Transition Period:  During implementation of the new GE regulations, a transitional period is provided in recognition of the fact that it may take some time for schools to make adjustments in programs that may otherwise be in jeopardy of failing the D/E ratios.  During the transition period, ED will calculate a transitional draft D/E rate.  The transition period is the first five years for a program of one year in length or less, the first six years for programs between one and two years in length, and the first seven years of reporting for a program that is two years in length or longer.  If a program is failing or in the zone based on its draft D/E rates during the transition period, ED will calculate a transitional draft D/E rate for that award year.  The rate that will be used and considered the final rate will be the lower of the standard draft D/E rate or the transitional draft rate.

Appeals:  Schools will have 14 days after the D/E rates have been released to let ED know that the school intends to appeal, if it does plan to do so.

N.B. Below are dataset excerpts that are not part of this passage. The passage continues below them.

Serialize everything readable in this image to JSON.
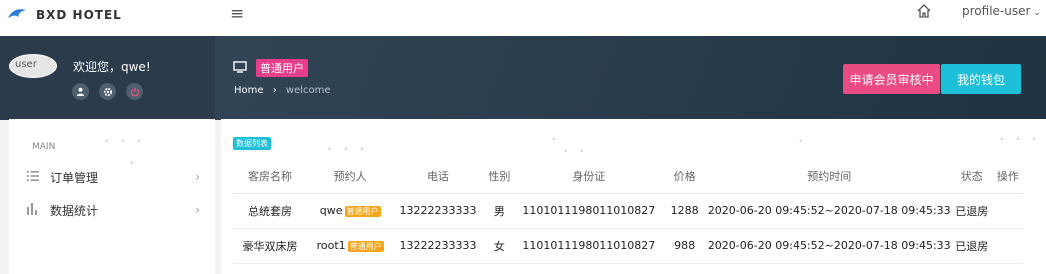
{
  "topbar": {
    "brand": "BXD HOTEL",
    "menu_icon": "hamburger-icon",
    "home_icon": "home-icon",
    "profile_label": "profile-user",
    "profile_chevron": "⌄"
  },
  "banner": {
    "avatar_alt": "user",
    "welcome": "欢迎您，qwe!",
    "icons": [
      "user-icon",
      "gear-icon",
      "power-icon"
    ],
    "role_badge": "普通用户",
    "breadcrumb_home": "Home",
    "breadcrumb_sep": "›",
    "breadcrumb_current": "welcome",
    "apply_button": "申请会员审核中",
    "wallet_button": "我的钱包"
  },
  "sidebar": {
    "caption": "MAIN",
    "items": [
      {
        "label": "订单管理",
        "icon": "list-icon"
      },
      {
        "label": "数据统计",
        "icon": "bar-chart-icon"
      }
    ]
  },
  "table": {
    "badge": "数据列表",
    "columns": [
      "客房名称",
      "预约人",
      "电话",
      "性别",
      "身份证",
      "价格",
      "预约时间",
      "状态",
      "操作"
    ],
    "rows": [
      {
        "room": "总统套房",
        "user": "qwe",
        "user_badge": "普通用户",
        "phone": "13222233333",
        "gender": "男",
        "id_card": "110101119801101082​7",
        "price": "1288",
        "time": "2020-06-20 09:45:52~2020-07-18 09:45:33",
        "status": "已退房",
        "action": ""
      },
      {
        "room": "豪华双床房",
        "user": "root1",
        "user_badge": "普通用户",
        "phone": "13222233333",
        "gender": "女",
        "id_card": "110101119801101082​7",
        "price": "988",
        "time": "2020-06-20 09:45:52~2020-07-18 09:45:33",
        "status": "已退房",
        "action": ""
      }
    ]
  },
  "colors": {
    "accent_pink": "#e83e8c",
    "accent_cyan": "#1ec0d9",
    "accent_orange": "#f7a51c",
    "banner_dark": "#2b3b4b"
  }
}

Period of Ineligibility:  If a program becomes ineligible, the school may not try to have it reinstated as an eligible program for 3 calendar years from the date of notice of ineligibility.  Likewise, the school may not initiate eligibility for a substantially similar program during that 3-year period.  A substantially similar program is one that would share the same first four digits of the Classification of Instructional Program (CIP) code.  (See FAME’s June 30, 2014 Regulatory Bulletin, “Working with Code:  CIP Codes” for more information on CIP codes.)

Disclosures:  It is stipulated in the GE regulation that the disclosure requirements of this new set of rules is effective as of July 1, 2017.  This is to allow ED time to do consumer testing on the information that will be requested and disclosed.  Until the July 1, 2017, timeframe for the new disclosures, schools are required to continue disclosing information as has been stipulated in the prior regulation.  ED’s template is still to be utilized for disclosing the required information.  Schools are to have updated their disclosure information by January 31, 2015, utilizing ED’s current template and institutional data from the 2013-2014 award year.

Gaining from Gainful Employment

There is no question that the GE Redux creates some challenges.  And, it is yet to be seen whether it turns out to be the “trick or treat” (in recognition of the date the volume of regulations was released), or perhaps, a comedy or a tragedy.  But, one can hope that indeed the information reported to ED and disclosed to students will assist in ensuring students are more aware of the potential for their success upon graduation.  After all, schools offering programs that do not lead to a degree are in the business to educate and train students to succeed in the field of their academic endeavor, thereby becoming gainfully employed.



This article is presented for informational and educational purposes only and should not be considered to be giving legal advice.